This morning a new pair of shoes arrived with the postman. So for a start, that’s a great reason to get out of bed. I unwrapped them with glee filled excitement to find a shoe box with a message:
I am a person who loves a coincidence and looks for weird and freaky happenstance at any opportunity. So in a week that thunder has kept me awake at least 3 times and a fortnight that has not been entirely brilliant, a serendipitous shoe box giving me words of wisdom feels like a good way to go in to the weekend. And it certainly made me smile. The shoe Gods are intervening, and I will take anything I can get.
Quick recap on the treatment saga. The second cycle of targeted therapy had to be delayed due to my white blood cell count falling below the required level. We eventually went ahead with the second cycle on a lower dose. The theory with this drug being that it will drop the cell count, so the dose is 3 weeks on, one week off. The week off is there to give the bone marrow a chance to recover and produce enough cells to start the next cycle. As we know, my body doesn’t seem to like convention. Last week I went to the treatment centre at the end of the 2nd cycle. The blood test showed the shite (for that is what they are now) cells to be lower than they have ever been: 1.5 with the neutrophils barely registering. That makes me neutropenic. I should tell you that it’s quite scary knowing your body has no resources to fight off the slightest cold, heal the tiniest scratch etc. That aside, given that was the start of the “off cycle” we all hoped that they would recover in the next week. Nobody will be surprised to hear that this week the shite cells were only at 2.1 with no increase on the neutrophils. The big man was called and he postponed treatment again and will drop the dose AGAIN when the count has gone up. It’s a very dull tale of hurry up and wait. I am frustrated that the treatment is not going according to plan. It is also concerning that 3 and half months after the secondary diagnosis I am only past the second cycle of treatment. It scares me. The recovery isn’t quick enough and I keep being reminded that there is disease in my bones so they are not able to produce the cells efficiently. And I had radiotherapy. And and and blah blah blah. We will see what next week brings. If you are interested here is a short lesson in white blood cells.

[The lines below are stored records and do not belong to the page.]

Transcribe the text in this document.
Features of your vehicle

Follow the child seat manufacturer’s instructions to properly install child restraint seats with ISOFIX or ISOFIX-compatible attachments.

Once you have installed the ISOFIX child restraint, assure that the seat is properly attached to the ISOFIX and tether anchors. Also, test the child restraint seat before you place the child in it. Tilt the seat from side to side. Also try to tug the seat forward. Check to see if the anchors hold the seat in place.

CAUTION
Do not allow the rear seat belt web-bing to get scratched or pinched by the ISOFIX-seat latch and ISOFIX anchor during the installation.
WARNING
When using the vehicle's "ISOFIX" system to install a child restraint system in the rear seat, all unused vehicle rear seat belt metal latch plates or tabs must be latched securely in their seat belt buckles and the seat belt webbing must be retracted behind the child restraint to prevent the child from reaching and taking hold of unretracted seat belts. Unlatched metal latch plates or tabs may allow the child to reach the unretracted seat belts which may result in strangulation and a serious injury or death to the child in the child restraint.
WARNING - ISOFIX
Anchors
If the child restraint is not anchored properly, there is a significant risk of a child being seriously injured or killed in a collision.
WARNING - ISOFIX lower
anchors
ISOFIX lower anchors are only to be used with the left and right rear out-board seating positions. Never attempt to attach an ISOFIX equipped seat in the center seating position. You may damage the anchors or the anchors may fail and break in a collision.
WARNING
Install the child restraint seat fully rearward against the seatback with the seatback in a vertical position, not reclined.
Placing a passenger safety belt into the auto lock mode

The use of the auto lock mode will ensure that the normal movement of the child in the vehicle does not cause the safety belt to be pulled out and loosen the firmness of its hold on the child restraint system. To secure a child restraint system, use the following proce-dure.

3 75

On a more positive note, I have started having acupuncture for the hot flushes. My hope is that I can get a good night sleep without too many meltdowns. Because sleep fixes everything, right? I can’t have HRT or any of the natural remedies that many “power surging” women take because they are all based on increasing oestrogen, which is what feeds my tumours. The needles go in my feet, legs, stomach, hand and arm. It doesn’t hurt at all except when they have anything to do with the liver. I will have a few sessions and see how it goes but I am very optimistic and am really interested in a holistic approach to managing this.
Otherwise, I refuse to stay in and wrap myself up in cotton wool so the walks continue, between storms. The blossom and beauty at this time of year is just stunning. The peonies keep on coming. I have a family of baby swans tootling about outside my window. I totally loved the royal wedding. My ice cream addiction has given way to multiple afternoon teas. And I ain’t complaining. It’s June ~ and I bloody love June.